Avid, I don't how this will all wind out. I do believe that there's immense pressure from inside the Israeli military establishment to push to the Litani and then maintain it--for geopolitical and water issues.

On the other hand, there's pressure from outside Israel--the US in particular--to push as close to Syria itself, no doubt to pick a fight there. The neocons want a naked invasion, but I am not sure that the Israeli public would stand for that, so some pretext will have to come about to invade.

I think the Americans are involved. I know that news reports say that Bush hasn't talked to Olmert, but someone is. How to explain all those arms shipments to Israel otherwise? Also, WH neocon liaisons with Israel are transmitting intelligence data to the Israelis. Supposedly that data only includes tracking arms shipments and supplies from Iran/Syria--but that could just as easily be information that would help to prepare for an invasion.

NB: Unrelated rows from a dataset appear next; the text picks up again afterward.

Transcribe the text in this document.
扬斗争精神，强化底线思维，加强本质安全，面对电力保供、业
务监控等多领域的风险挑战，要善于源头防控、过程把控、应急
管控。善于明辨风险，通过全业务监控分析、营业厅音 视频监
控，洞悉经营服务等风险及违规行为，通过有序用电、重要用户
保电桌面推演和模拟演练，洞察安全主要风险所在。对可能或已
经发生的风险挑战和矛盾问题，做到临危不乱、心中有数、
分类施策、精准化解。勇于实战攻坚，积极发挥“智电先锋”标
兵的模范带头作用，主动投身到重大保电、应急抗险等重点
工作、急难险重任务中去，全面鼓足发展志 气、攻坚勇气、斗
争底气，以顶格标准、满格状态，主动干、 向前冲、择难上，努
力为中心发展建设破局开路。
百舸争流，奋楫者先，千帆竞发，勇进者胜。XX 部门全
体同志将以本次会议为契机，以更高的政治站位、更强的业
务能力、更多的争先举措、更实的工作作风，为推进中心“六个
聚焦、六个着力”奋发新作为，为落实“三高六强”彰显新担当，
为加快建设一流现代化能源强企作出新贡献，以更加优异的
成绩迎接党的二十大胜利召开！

The German thing does sound off the wall a bit. What I find stranger--but that inspires some hope--is the Israeli ambassador to Singapore talking about getting the Indonesias/maysians involved in a multi-national force.

These would be comprised of mostly Moslem soldiers. To show the world that not all Moslems hate Israel and that two of the world's most populous Islamic nations support peace and are not extremists is a hopeful sign. But you have to look at the source: a low-level ambassador in an area of the world that I imagine many in the Israeli govt. could care less about.

No doubt the more extreme elements within Israel have no desire to promote any positive PR for moderate Moslems. Remember, Olmert himself talks about the conflict between Islamic and "western" values. This notion promotes the idea that Islam itself is immune to "civilized" behavior.